Dirigir Foreign Policy es el mejor trabajo que he tenido. Tuve la suerte de desempeñarlo durante un periodo de inmensos cambios que sorprendieron a los entendidos, asombraron a los expertos y confundieron a los gobernantes. Tratar de comprender todo eso y explicarlo a nuestros lectores, con la ayuda de algunas de las mejores mentes del mundo y de un brillante grupo de colegas, fue un privilegio extraordinario. Desde mi puesto en FP, vi cómo las exportaciones de China crecieron nueve veces con respecto a su volumen en 1996, un año en el que la economía de India era tres veces menor que hoy. Presencié cómo unos rebeldes desconocidos, los talibanes, llegaban al poder en Afganistán, caían derrotados, se recuperaban, y hoy parecen estar de nuevo a la defensiva. Ya en 1997 hablamos sobre Al Qaeda; en 2000 explicamos las motivaciones de los terroristas suicidas y previmos el colapso financiero de las empresas de Internet. Luego vinieron el 11-S, Afganistán, Irak y los atentados terroristas desde Bali hasta Madrid, para acabar con la crisis económica de 2008. Ha sido una educación extraordinaria. Aprendí cómo se malinterpretaban en Pekín las decisiones de Washington –y viceversa– y vi cómo las fuerzas económicas pueden arrasar con arraigadas tradiciones culturales o verse contenidas por el nacionalismo. Contemplé cómo se obtiene y se usa el poder, cómo se abusa de él, cómo se desperdicia, se pierde y, a veces, se recobra. Siempre intenté dar a nuestros lectores ejemplos concretos de cómo la globalización, los mercados y la democracia configuran el mundo, junto con fuerzas más siniestras, como las desigualdades económicas, la injusticia social y muchos otros problemas. Sobre todo, confirmé, una y otra vez, que no hay nada más poderoso que las ideas.

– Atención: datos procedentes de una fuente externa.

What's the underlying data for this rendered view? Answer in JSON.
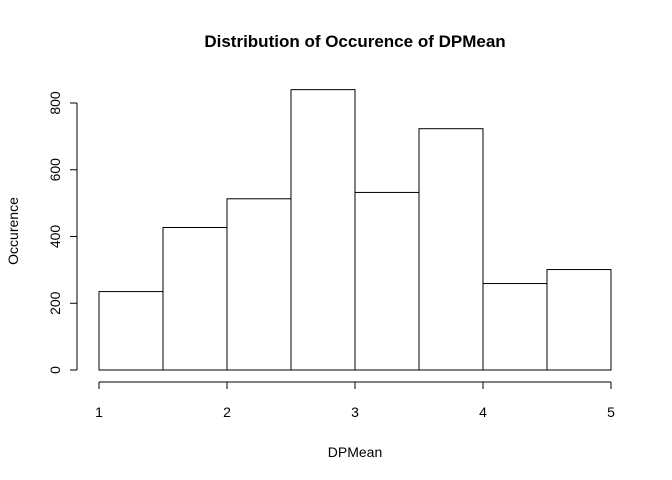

Ahora he decidido continuar con mi educación desde otra perspectiva. Voy a volver a mi antigua casa en el Carnegie Endowment, donde tendré el privilegio de reflexionar y escribir sobre estos mismos intereses sin la presión de los plazos de cierre ni las complejas exigencias a las que se enfrentan todos los directores de publicaciones. Tengo previsto escribir un libro –más de uno– sobre lo que he aprendido en FP. Y por supuesto voy a continuar con mi columna de todos los domingos.

Me voy de la revista con enorme gratitud hacia quienes hicieron de estos 14 años una fascinante aventura intelectual. Pero, sobre todo, me voy con enorme orgullo por lo que es hoy Foreign Policy, inmenso entusiasmo ante lo que va a ser y una gran curiosidad acerca de las fuerzas globales que moldean nuestras vidas. Muchas gracias por leerme.